Singaporean firm to invest 2tri/- in gas industry

Pavilion Energy, the liquefied natural gas unit of Singapore's state-owned investment company, will pay $1.3 billion (about 2tri/-) for a 20 per cent stake in three gas blocks off the shore of Tanzania.

Pavilion Energy, owned by Temasek Holdings, entered an agreement today with Ophir Energy Plc (OPHR), which owns 40 per cent of the estimated 15 trillion cubic feet (tcf) of gas in Tanzania Blocks 1, 3 and 4, the Singapore-based company said today in a statement.

The transaction is scheduled to be completed in the first quarter of 2014. The investment helps Pavilion Energy diversify its supply of LNG to meet Asian demand as Singapore vies to become a gas-trading hub. The first deliveries from Tanzania are scheduled to start in 2020.

"The natural gas developments in Tanzania hold tremendous potential, not just for Pavilion Energy but for Singapore and Asia," Chairman Tan Sri Mohd Hassan Marican said in today's statement. Temasek set up Pavilion in April to supply LNG in Asia, the company said at the time.

Pavilion Gas, the unit that manages operations and LNG distribution, started trading and plans to complete its first delivery to Asia by February, Chief Executive Seah Moon Ming said in a speech last month. Pavilion signed its first long-term deal in October with a European supplier for 500,000 metric tons of LNG annually for 10 years starting in 2018.

The contract is with "a major European oil and gas multinational" for delivery to Singapore and the region, said Seah, declining to identify the firm. Pavilion has increased its capital to $6.9 billion from the initial $1 billion earlier this year, it said today.

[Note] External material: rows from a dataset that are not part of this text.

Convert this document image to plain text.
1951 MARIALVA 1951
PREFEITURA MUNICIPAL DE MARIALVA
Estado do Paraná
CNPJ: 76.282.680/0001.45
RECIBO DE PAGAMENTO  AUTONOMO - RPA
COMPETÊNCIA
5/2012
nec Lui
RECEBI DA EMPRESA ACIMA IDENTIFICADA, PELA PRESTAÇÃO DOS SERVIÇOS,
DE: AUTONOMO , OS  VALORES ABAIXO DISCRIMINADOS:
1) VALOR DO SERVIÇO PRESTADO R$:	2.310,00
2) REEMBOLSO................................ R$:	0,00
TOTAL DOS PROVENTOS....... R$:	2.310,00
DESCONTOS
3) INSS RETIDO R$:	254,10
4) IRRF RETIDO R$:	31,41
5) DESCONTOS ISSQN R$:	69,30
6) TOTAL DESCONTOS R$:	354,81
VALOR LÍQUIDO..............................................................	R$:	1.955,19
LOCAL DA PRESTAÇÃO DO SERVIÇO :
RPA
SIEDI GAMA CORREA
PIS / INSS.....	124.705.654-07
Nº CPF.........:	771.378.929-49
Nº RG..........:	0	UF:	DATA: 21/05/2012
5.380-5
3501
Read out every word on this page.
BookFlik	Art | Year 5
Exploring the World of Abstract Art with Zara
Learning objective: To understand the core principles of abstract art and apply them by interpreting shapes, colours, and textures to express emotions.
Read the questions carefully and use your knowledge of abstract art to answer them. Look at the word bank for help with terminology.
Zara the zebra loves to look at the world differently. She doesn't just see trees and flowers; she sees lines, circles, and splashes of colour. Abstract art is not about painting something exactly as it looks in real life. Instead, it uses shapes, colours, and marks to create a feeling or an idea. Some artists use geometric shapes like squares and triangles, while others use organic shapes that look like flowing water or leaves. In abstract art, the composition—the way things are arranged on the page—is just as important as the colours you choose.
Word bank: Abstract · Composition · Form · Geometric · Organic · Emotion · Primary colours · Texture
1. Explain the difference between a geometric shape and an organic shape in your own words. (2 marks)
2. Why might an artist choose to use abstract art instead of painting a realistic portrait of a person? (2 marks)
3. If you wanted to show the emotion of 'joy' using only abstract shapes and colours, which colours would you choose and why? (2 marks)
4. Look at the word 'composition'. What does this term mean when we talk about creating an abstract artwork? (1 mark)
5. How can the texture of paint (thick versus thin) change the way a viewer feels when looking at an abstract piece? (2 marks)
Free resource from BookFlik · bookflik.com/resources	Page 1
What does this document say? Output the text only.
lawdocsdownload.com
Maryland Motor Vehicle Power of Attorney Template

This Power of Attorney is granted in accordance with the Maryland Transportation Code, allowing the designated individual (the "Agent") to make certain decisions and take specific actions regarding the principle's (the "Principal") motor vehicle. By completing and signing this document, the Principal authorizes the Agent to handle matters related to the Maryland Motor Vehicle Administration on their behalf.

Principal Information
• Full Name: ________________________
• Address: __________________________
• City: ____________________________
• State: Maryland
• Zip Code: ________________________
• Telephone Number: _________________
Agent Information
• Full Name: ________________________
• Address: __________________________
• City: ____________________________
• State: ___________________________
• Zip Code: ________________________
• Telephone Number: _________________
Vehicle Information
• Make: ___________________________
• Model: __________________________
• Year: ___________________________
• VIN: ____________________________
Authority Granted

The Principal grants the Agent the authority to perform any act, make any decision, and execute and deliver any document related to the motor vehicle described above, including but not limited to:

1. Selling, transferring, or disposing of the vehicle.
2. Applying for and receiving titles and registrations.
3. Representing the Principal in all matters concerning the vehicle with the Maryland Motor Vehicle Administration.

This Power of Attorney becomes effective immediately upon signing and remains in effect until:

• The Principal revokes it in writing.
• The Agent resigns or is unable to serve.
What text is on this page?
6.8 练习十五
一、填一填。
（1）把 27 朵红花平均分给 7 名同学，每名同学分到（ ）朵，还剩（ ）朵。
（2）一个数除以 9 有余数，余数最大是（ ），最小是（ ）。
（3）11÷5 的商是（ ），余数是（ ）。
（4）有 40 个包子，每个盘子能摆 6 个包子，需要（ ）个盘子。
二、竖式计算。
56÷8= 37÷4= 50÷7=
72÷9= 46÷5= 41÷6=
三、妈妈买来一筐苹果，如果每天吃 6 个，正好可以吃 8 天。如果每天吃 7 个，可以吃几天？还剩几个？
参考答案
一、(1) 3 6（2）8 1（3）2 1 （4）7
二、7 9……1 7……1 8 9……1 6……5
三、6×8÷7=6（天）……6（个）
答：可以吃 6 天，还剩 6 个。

The company will use various price indexes for contracts of different durations, Seah said in a speech in September. Long-term LNG contracts, typically more than 10 years, are usually settled on the basis of a formula with a fixed percentage linked to Brent oil or the Japan Crude Cocktail price.

Singapore, Asia's oil-trading centre, also wants to be a hub for LNG, supercooled gas shipped by tankers rather than pipelines. It opened its first LNG terminal in May with an initial annual capacity of 3.5 million tons, which is scheduled to rise to 6 million tons by the end of the year. Gas supplied 84 per cent of Singapore's electricity in 2012, according to the Energy Market Authority, the nation's energy regulator.

A fourth tank is planned to raise capacity to 9 million tons by 2016. That would allow Singapore to offer last-minute deliveries, or spot cargoes, to buyers in Asia seeking an alternative to long-term contracts. Temasek's total holdings jumped to a record S$215 billion ($173 billion) in the year ended March 31 as surging global stock markets bolstered assets.

Energy and resources companies make up 6 per cent of the investments, according to its annual report released in July. The state-owned investor said in July that new investment opportunities include industries such as energy, resources, life sciences, consumer and technology.